Die Hitze war schon wieder unerträglich. Schwül und drückend hockte sie über der Stadt. Und trotzdem quollen die Straßen über vor lauter Menschen. Die Stadt und die Kinois flossen an meinem Fenster vorbei. Kinshasa, wie ich es nicht anders kannte: Die Pousse-pousseurs schleppten tonnenweise Brennholz, Ziegel und Zement auf ihren Handwagen durch die Gegend. Und die älteren von ihnen konnten schon kaum noch gerade gehen. Lastwagen, die so überladen waren, dass das, was sie transportierten, fast doppelt so hoch war wie der Lkw selbst. Die Khadafis, die ihr gepanschtes Benzin in Plastikflaschen verkauften, die Zöllner, Polizisten, Geheimdienstler, alle drückten sie sich an ihren Handys die Ohren platt. In Kinshasa konnte man auch noch so arm sein, aber wer auch nur irgendetwas auf sich hielt, der organisierte sich ein Handy. Und zwar ein gutes. Auch Kadoyas, Jugendliche, die für bestimmte Milizen arbeiten, liefen noch immer vereinzelt durch Kinshasa. Mir ist schon immer ganz seltsam geworden, wenn ich Zwölfjährige auf offener Straße mit Uzis und Kalaschnikows unterm Arm sah. Zum Glück waren wir wenigstens nicht im Ostkongo, denn da gab es noch richtig viele Kadoyas. Und manchmal drehten sie durch, die Kadoyas im Osten. Und dann schossen sie wild um sich.
Am Straßenrand Geldwechsler, die ihre Geldscheine in dicken Bündeln vor sich aufgeschichtet hatten und schrien: »Changez! Changez! Wechseln Sie, wechseln Sie!«
Wir mussten einen Umweg machen, weil der Boulevard wegen einer Großdemonstration gesperrt war. Wir hatten die Fensterscheiben heruntergelassen und Lärm drang ins Auto.
Ein unsägliches Gewirr aus Hupen, Wispern, Palavern und Schreien. Getuschelte Putschgerüchte, gezischte Ängste über Hexereien, beklagte Tote, lautstarke Diskussionen über die korrupten Politiker und Fußballer, die versagt hatten, Gefeilsche um Zigaretten, Badelatschen und Erdnüsse und die Klänge von Kwassa-Kwassa und N’dombolo, einer Art kongolesischer Rumba. Ein Mischmasch aus französischen Wortfetzen, Lingala, Kikongo, dem Gackern von Hühnern, die überall am Straßenrand herumliefen, Kindergeschrei und dem Hämmern der Handwerker.

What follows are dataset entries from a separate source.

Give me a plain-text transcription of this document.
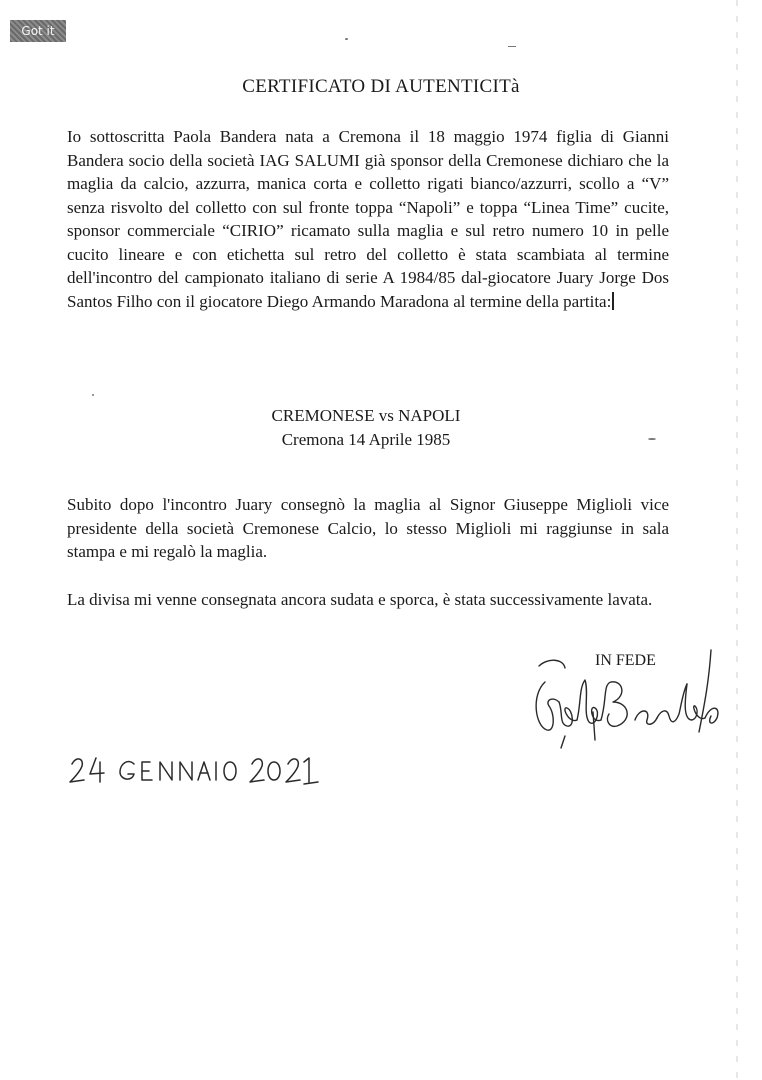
Got it
CERTIFICATO DI AUTENTICITà

Io sottoscritta Paola Bandera nata a Cremona il 18 maggio 1974 figlia di Gianni Bandera socio della società IAG SALUMI già sponsor della Cremonese dichiaro che la maglia da calcio, azzurra, manica corta e colletto rigati bianco/azzurri, scollo a “V” senza risvolto del colletto con sul fronte toppa “Napoli” e toppa “Linea Time” cucite, sponsor commerciale “CIRIO” ricamato sulla maglia e sul retro numero 10 in pelle cucito lineare e con etichetta sul retro del colletto è stata scambiata al termine dell'incontro del campionato italiano di serie A 1984/85 dal-giocatore Juary Jorge Dos Santos Filho con il giocatore Diego Armando Maradona al termine della partita:

CREMONESE vs NAPOLI

Cremona 14 Aprile 1985

Subito dopo l'incontro Juary consegnò la maglia al Signor Giuseppe Miglioli vice presidente della società Cremonese Calcio, lo stesso Miglioli mi raggiunse in sala stampa e mi regalò la maglia.

La divisa mi venne consegnata ancora sudata e sporca, è stata successivamente lavata.

IN FEDE
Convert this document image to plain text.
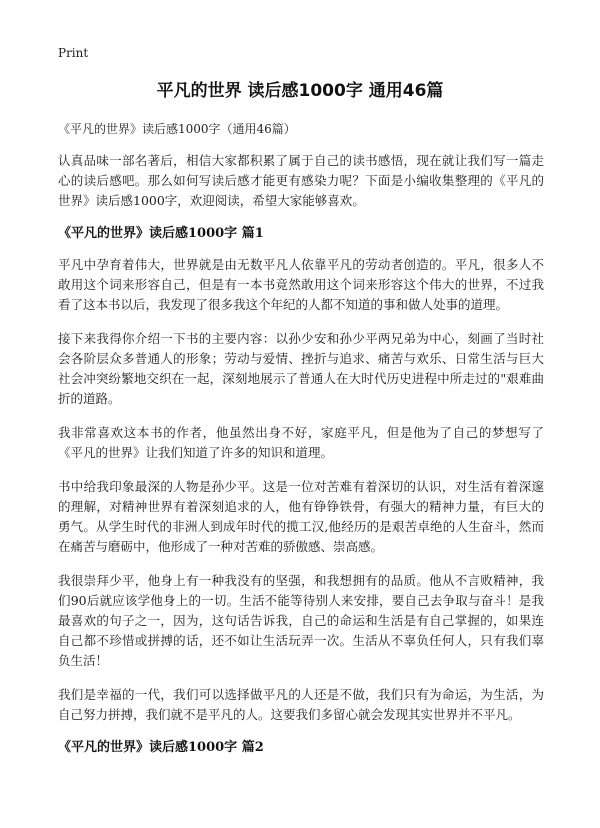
Print
平凡的世界 读后感1000字 通用46篇
《平凡的世界》读后感1000字（通用46篇）
认真品味一部名著后，相信大家都积累了属于自己的读书感悟，现在就让我们写一篇走心的读后感吧。那么如何写读后感才能更有感染力呢？下面是小编收集整理的《平凡的世界》读后感1000字，欢迎阅读，希望大家能够喜欢。
《平凡的世界》读后感1000字 篇1
平凡中孕育着伟大，世界就是由无数平凡人依靠平凡的劳动者创造的。平凡，很多人不敢用这个词来形容自己，但是有一本书竟然敢用这个词来形容这个伟大的世界，不过我看了这本书以后，我发现了很多我这个年纪的人都不知道的事和做人处事的道理。
接下来我得你介绍一下书的主要内容：以孙少安和孙少平两兄弟为中心，刻画了当时社会各阶层众多普通人的形象；劳动与爱情、挫折与追求、痛苦与欢乐、日常生活与巨大社会冲突纷繁地交织在一起，深刻地展示了普通人在大时代历史进程中所走过的"艰难曲折的道路。
我非常喜欢这本书的作者，他虽然出身不好，家庭平凡，但是他为了自己的梦想写了《平凡的世界》让我们知道了许多的知识和道理。
书中给我印象最深的人物是孙少平。这是一位对苦难有着深切的认识，对生活有着深邃的理解，对精神世界有着深刻追求的人，他有铮铮铁骨，有强大的精神力量，有巨大的勇气。从学生时代的非洲人到成年时代的揽工汉,他经历的是艰苦卓绝的人生奋斗，然而在痛苦与磨砺中，他形成了一种对苦难的骄傲感、崇高感。
我很崇拜少平，他身上有一种我没有的坚强，和我想拥有的品质。他从不言败精神，我们90后就应该学他身上的一切。生活不能等待别人来安排，要自己去争取与奋斗！是我最喜欢的句子之一，因为，这句话告诉我，自己的命运和生活是有自己掌握的，如果连自己都不珍惜或拼搏的话，还不如让生活玩弄一次。生活从不辜负任何人，只有我们辜负生活！
我们是幸福的一代，我们可以选择做平凡的人还是不做，我们只有为命运，为生活，为自己努力拼搏，我们就不是平凡的人。这要我们多留心就会发现其实世界并不平凡。
《平凡的世界》读后感1000字 篇2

»Eau pure, eau pure! Sauberes Wasser!«, rief ein Wasserverkäufer und hielt mir durch das offene Autofenster eine kleine Plastiktüte mit eingeschweißtem, aber garantiert nicht sauberem Wasser vor die Nase. Der Wasserverkäufer war nicht älter als ich. Ich wollte sein Wasser nicht, griff aber in meine Hosentasche und streckte ihm einen Kaugummi hin. Er verharrte einen Augenblick ungläubig, grinste kurz, dann grapschte er danach und rannte davon, als wäre der Teufel höchstpersönlich hinter ihm her. Grandpère hatte es gesehen, sagte aber nichts und lächelte. Niemand sonst aus der Familie hätte gelächelt. Doch. Amali. Aber sonst niemand. Chacun pour soi. Jeder für sich. Das war nun mal das Motto hier.